1 pontos por GN⁺ 2023-07-09 | 1 comentários | Compartilhar no WhatsApp
  • Sam Altman, CEO da OpenAI, prevê que os chatbots substituirão os call centers no atendimento ao cliente.
  • No entanto, os clientes não querem chatbots no atendimento ao cliente.
  • Chatbots conseguem lidar com dúvidas básicas, mas problemas específicos ou complexos exigem ajuda humana.
  • Apesar da preferência dos clientes, a indústria de tecnologia continua promovendo chatbots.
  • Esse impulso orientado pelo lucro acompanha a piora da experiência do usuário em plataformas financeirizadas.
  • Há preocupações de que os chatbots removam a responsabilidade perante o cliente e limitem a interação entre pessoas.
  • A indústria de tecnologia deveria se concentrar em desenvolver tecnologias que os clientes realmente querem e valorizam.

1 comentários

 
GN⁺ 2023-07-09
Opinião do Hacker News
  • Os clientes não querem chatbots porque eles frequentemente os levam de volta ao FAQ e não conseguem realmente resolver o problema.

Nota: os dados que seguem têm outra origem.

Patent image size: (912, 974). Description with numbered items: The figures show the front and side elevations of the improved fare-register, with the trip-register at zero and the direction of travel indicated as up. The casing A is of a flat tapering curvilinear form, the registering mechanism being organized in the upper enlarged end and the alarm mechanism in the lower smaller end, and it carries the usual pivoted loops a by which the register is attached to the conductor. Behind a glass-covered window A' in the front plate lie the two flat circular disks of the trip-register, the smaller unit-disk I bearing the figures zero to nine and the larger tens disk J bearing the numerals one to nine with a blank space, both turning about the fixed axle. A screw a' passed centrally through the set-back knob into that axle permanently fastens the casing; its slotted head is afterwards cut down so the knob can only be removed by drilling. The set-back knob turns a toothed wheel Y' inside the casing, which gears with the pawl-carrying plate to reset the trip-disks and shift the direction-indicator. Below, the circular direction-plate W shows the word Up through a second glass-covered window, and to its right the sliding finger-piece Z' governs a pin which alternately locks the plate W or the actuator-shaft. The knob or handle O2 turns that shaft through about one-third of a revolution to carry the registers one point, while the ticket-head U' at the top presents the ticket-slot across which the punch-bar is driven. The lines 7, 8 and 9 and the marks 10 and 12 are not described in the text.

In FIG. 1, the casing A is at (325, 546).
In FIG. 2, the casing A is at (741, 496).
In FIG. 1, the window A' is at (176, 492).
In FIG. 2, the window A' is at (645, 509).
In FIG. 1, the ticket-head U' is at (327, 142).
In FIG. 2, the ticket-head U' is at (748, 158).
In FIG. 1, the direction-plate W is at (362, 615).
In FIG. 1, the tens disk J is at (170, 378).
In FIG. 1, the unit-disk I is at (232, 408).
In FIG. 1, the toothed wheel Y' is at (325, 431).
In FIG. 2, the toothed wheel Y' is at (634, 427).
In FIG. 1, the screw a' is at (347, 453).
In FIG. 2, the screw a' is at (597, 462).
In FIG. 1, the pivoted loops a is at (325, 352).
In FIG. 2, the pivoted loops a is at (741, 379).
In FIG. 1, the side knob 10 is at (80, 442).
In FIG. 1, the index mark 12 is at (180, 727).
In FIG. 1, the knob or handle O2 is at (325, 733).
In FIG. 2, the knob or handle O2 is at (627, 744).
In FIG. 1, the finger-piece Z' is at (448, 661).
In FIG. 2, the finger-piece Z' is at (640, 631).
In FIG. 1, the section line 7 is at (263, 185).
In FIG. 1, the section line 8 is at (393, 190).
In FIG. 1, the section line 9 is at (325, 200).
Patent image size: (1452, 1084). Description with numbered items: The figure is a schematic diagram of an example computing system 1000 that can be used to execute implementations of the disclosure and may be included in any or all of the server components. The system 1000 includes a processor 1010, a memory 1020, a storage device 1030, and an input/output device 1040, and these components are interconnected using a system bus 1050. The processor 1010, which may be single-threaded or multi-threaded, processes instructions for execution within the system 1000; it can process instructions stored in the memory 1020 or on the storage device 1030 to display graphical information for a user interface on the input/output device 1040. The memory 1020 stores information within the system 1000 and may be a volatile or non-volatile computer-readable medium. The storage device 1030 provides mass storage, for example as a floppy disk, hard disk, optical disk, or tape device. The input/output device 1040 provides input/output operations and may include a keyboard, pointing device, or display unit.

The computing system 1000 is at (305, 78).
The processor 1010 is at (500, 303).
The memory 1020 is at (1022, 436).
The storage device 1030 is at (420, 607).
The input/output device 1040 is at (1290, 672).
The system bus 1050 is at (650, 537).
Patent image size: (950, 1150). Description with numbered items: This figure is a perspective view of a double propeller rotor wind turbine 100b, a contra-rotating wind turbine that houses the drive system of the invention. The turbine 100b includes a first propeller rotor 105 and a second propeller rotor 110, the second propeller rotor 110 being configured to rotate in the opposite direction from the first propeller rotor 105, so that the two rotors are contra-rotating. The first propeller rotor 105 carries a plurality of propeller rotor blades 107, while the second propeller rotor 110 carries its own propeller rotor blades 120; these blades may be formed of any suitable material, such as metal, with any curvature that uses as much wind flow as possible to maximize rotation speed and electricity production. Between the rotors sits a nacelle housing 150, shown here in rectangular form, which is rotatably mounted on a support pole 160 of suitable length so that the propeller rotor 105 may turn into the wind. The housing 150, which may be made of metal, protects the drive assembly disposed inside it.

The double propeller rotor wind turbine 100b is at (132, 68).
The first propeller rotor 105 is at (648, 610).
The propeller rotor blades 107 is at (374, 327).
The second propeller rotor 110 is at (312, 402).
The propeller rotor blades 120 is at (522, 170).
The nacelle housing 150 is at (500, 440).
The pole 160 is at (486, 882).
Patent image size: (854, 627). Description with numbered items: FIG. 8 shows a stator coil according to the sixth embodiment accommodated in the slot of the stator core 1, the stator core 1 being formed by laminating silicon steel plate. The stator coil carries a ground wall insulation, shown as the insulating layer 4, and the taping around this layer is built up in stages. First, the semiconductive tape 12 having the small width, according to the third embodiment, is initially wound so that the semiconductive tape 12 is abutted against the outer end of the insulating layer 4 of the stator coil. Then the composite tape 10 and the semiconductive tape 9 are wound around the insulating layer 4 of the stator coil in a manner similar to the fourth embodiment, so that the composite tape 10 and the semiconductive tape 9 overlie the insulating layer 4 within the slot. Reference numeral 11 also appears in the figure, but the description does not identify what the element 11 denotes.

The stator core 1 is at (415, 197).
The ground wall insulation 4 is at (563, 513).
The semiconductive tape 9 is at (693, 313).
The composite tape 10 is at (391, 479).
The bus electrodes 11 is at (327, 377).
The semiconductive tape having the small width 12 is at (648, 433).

  • Chatbots não entendem nuances ou exceções que exigem intervenção humana.
  • Em situações urgentes, os clientes ficam frustrados por não poder conversar com uma pessoa real que possa de fato ajudar.
  • Grandes organizações são estruturadas de forma que torna impossível falar com um ser humano capaz de tomar decisões.
  • Chatbots muitas vezes são programados para atrapalhar e não ajudar.
  • Os clientes querem alguém que resolva seus problemas, e chatbots não conseguem cumprir essa responsabilidade.
  • As pessoas procuram o atendimento ao cliente para perguntas específicas, complexas e difíceis que exigem ajuda humana.
  • Com dados suficientes sobre a organização e seus produtos, e usando LLMs, é possível responder a uma parte considerável das perguntas dos clientes sem intervenção humana.
  • Alguns órgãos de serviços públicos têm árvores telefônicas que dificultam que o cliente entre em contato com um operador humano, e podem até encerrar a ligação sem oferecer alternativa.
  • O chat em tempo real com atendentes é preferido em relação às interações por telefone, mas em alguns casos pode não haver nenhum humano disponível para ajudar.
  • A tese é que os clientes não querem chatbots; são as empresas que acreditam que chatbots serão mais baratos do que atendimento ao cliente feito por humanos com baixos salários e treinamento.